The reason for this is plain: The Decree on Ecumenism of Vatican II explicitly denies the teachings contained in the pre-conciliar decrees. [For a detailed breakdown of Unitatis Redintegratio, one that demonstrates beyond any doubt whatsoever that it represents a rupture with Catholic tradition, see HERE.]
Speaking of footnotes, among the most telling characteristics of the conciliar documents is the degree to which they play fast and loose with citations, taking Sacred Scripture and other texts entirely out of context in order to give wholesale novelties the appearance of tradition.
An especially blatant example can be found in Nostra Aetate 4 and its treatment of the Church’s relationship with the Jews of “our time” (Latin: nostra aetate). Here, the Council cites Ephesians 2 in support of the preposterous claim that modern day self-described Jews – persons who by definition reject Jesus Christ and His Sacrifice on Calvary – have been made one with believers in the Cross of Christ. [See HERE for a detailed treatment of this grievously sinful lie.]

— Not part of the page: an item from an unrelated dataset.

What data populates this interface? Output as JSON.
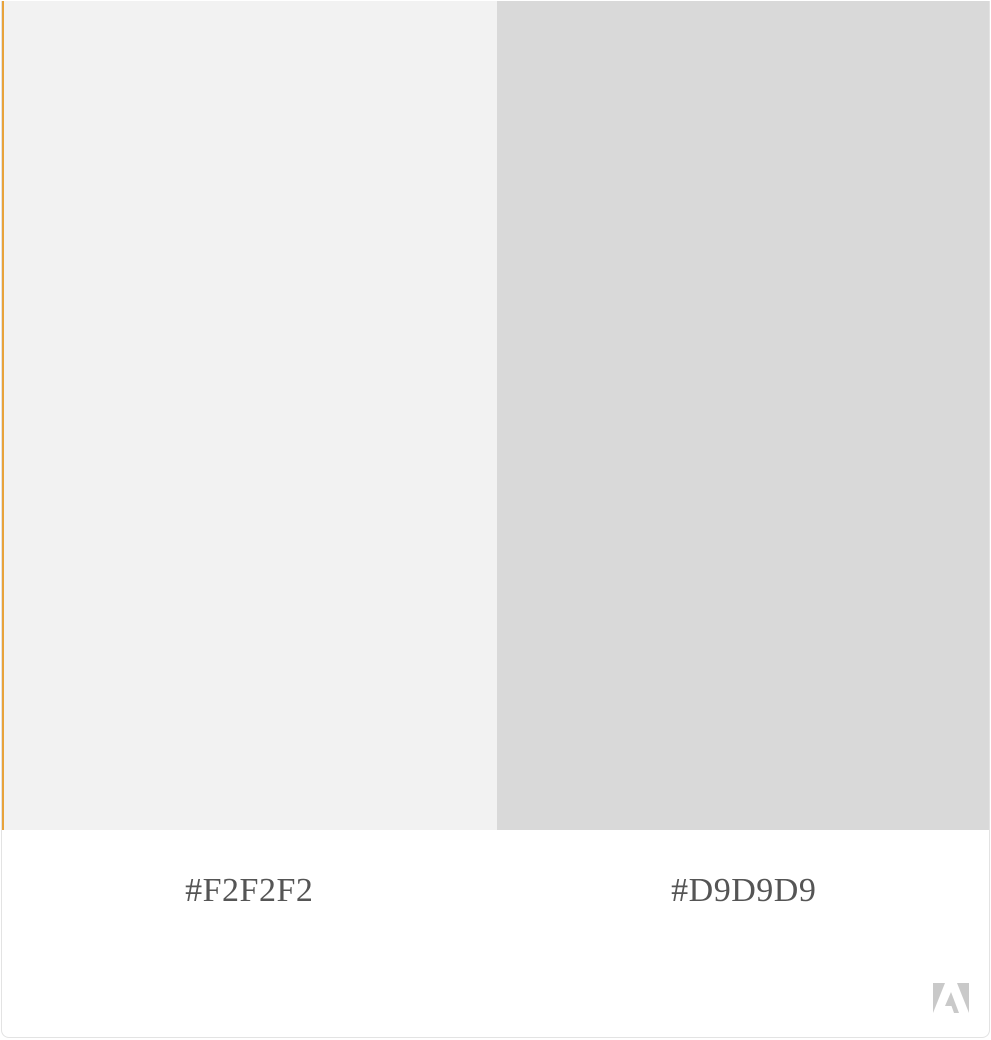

In the case of Unitatis Redintegratio, not only are the footnotes devoid of the relatively recent aforementioned pre-conciliar magisterial texts on the topic of ecumenism, some of the footnotes that it does provide are entirely bogus.
For example, the Council states in UR 3 that the heretics “have a right to be called Christian and so are correctly accepted as brothers by the children of the Catholic Church.”
In support of this idea, the Council provides the following citation: “Cf. S. AUGUSTINUS, In Ps. 32, Enarr. 11, 29: PL 36, 299.”
This refers to St. Augustine’s commentary on Psalm 32, “Enarrationes in Psalmos,” as found in “Patrologia Latina” (a collection of ecclesiastical works in Latin edited by Fr. Jacques-Paul Migne), Volume 36, page 299.
Those are some impressive traditional roots, no?
One small problem: Augustine’s commentary on Psalm 32 (as well as Psalm 33 if one wishes to confirm that we are discussing the same numbering of chapters) says absolutely nothing relevant to the Council’s claim. Nothing.
Having died just eight months after telling the bishops gathered for the start of Vatican Council II this tall tale about a flash of heavenly light, Roncalli didn’t have the benefit of seeing the text of Unitatis Redintegratio, or any of the other fifteen conciliar documents. If he had, perhaps he would have recognized what is so glaringly obvious to us:
The conciliar scribes recorded their musings, not whilst immersed in the grace-filled glow of divine radiance, but rather did they write by the flickering flames of inglorious Hellfire.